A President's Reflections

Great Teaching

Posted on March 8, 2010

For years I have been mulling over the question of what it takes to be a great teacher.  Not the qualities of the vast middle range of competent and hard working teachers, but the truly exceptional. 

Whole forests have perished for the articles on the topic (including the cover story of yesterday’s NY Times magazine) and it seems we know many of the components that go into teaching effectiveness: a mastery of pedagogy (the science of teaching), of learning styles, of related technologies, and of new learning modalities (group learning, experiential, service, and more).

We also have a pretty clear idea of what constitutes basic competency now: currency in one’s field; being prepared for class; clarity about student outcomes and how to effectively assess them; being available; demonstrating respect for students.

Yet all of the above still falls short of explaining what makes the difference between a good teacher and a great teacher, though we have all had great teachers.  We probably list them among those most influential people in our lives.  We know them when we see them.

I think Atul Gawande might come close to understanding what it takes to go from being very good to great in his book Better.  He doesn’t look at teaching, but his three part prescription: diligence (paying attention to the details, never taking shortcuts, always being on top of things), innovation, and doing the right thing feels like a workable formula. 

My latest theory is that the Exceptional 10% (I’ll call them) possess two primary qualities:

Passion.  Here I mean passion about their subject matter, about the work at hand, about the homework – -the kind of passions that sweeps students up and carries them along.  Our daughter Emma never gravitated to the hard sciences in high school, but she had Rob Bradley for her General Chemistry class and he was so passionate about the topic that she then took Organic Chemistry with him, a killer hard class that she did not need.  Why? Because Rob made Chemistry thrilling and relevant and stimulating. 

Mattering.  I am borrowing the term from Professor Greg Elliot at Brown, a Sociologist who looks at how being felt to matter shapes behavior.  Many, perhaps most, of our students come to us less engaged in learning than we would like them to be.   When teachers set high expectations for them and throw themselves into making sure those students meet those expectations, they let convince students that they matter.  Extra study sessions, tracking down the missing student, scolding the slacker, helping someone find an internship — these are the things that tell students they matter.  Nothing sends the opposite message like lowered expectations.

I have been having a long series of conversations with students about their experiences in the classroom.  Some of those have been disheartening as students describe classes that require little to no homework; writing assignments with cursory feedback and good grades for what the students themselves describe as mediocre work; classes in which a teacher reads from the textbook or plods through yellowed notes.  Maybe worst of all, the teacher students describe as “looking down” on them.

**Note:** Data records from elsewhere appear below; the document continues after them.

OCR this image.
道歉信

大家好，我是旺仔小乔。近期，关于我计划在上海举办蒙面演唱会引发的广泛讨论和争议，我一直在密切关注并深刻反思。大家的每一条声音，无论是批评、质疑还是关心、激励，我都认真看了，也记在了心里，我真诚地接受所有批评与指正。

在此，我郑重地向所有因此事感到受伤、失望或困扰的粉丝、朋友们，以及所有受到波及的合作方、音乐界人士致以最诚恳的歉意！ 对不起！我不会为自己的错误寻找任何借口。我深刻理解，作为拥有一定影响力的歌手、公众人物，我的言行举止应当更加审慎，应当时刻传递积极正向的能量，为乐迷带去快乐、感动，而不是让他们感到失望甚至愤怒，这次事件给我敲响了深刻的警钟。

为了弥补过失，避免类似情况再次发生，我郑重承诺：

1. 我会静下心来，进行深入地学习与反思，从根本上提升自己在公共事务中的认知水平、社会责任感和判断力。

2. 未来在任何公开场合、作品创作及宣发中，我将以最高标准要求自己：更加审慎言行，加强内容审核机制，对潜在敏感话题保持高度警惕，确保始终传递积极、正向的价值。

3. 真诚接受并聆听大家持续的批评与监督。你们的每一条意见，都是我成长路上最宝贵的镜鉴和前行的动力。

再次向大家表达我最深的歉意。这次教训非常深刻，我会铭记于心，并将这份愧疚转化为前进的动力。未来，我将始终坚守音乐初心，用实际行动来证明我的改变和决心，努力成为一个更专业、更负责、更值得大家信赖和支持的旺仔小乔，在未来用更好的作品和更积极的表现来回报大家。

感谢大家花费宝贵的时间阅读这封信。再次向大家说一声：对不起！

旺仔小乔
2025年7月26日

I have been bouyed by student descriptions of their best faculty: the Painchauds, Andrea Bard, Peter Frost, Kishore Pochampally, Sue Losapio, Diane Les Becquets, Cathy Stavenger; Pam Cohen, Pat Spirou, Audrey Rogers, Frank Catano, Mihael Tasto, Mahboubul Hassan, Michele Goldsmith, Audrey Rogers, and others.  Many are adjuncts as well (Micheline Anstey’s name came up so many times I stopped counting).  Most of us could easily add names to the list.  When I ask them what makes these and the others so good, the composite response is something like this:

They are really excited about the material and their classes fly by.  They involve all the students.  They are demanding and make you work, but it never feels like busy work.  They take the time to get to know us.

My survey is inexact and would not stand up to tests for validity and reliability (see Tej, something from Stats lodged in my ailing brain), but these students in the aggregate pointed back to the idea of passion and mattering.   If these notions have any substance, I wonder how we might differently hire, assess, reward and support.  Would we rethink our often unexamined notions about what makes for great faculty?

I’ll end with a bit of sentimentality:

  • Marc Schneiderman (6 th grade)
  • Elizabeth Collins (high school)
  • Betty Roberts (college freshman)
  • Betsy Harter (college)
  • Helen Heineman (college)
  • Charlie Moran (PhD)

These were my great teachers.  All were inspired, demanding, dedicated, and made students believe in themselves by drawing out their best work and helpng them realize their potential.  I remember handing in a very mediocre paper for Helen Heineman’s Chaucer class, knowing that I had slapped the thing together at the 11th hour.  Her disappointment was so much worse than the C grade I received (it probably deserved worse) and stays with me to this day, though I am sure she has long forgot.  I worked like a dog the rest of the term not to get an A, but to justify her belief in me as a student.  She later persuaded me to attend graduate school, personally helped me get into BC, and set me on my path as an educator. 

Most of the teachers I have listed did not work in high status institutions.  The students before them were very much like ours.  We were as easily interested in sports, the other sex,  a good party, and music as we were by our classes.  Yet they had a passion for what they did that grabbed hold of us and they believed in us so we could start believing in ourselves.  For a kid from a working class family, the first kid in the whole extended family to go to college, these teachers were transforming.  The students who have been sharing their stories of our Exceptional 10% describe their faculty in that way.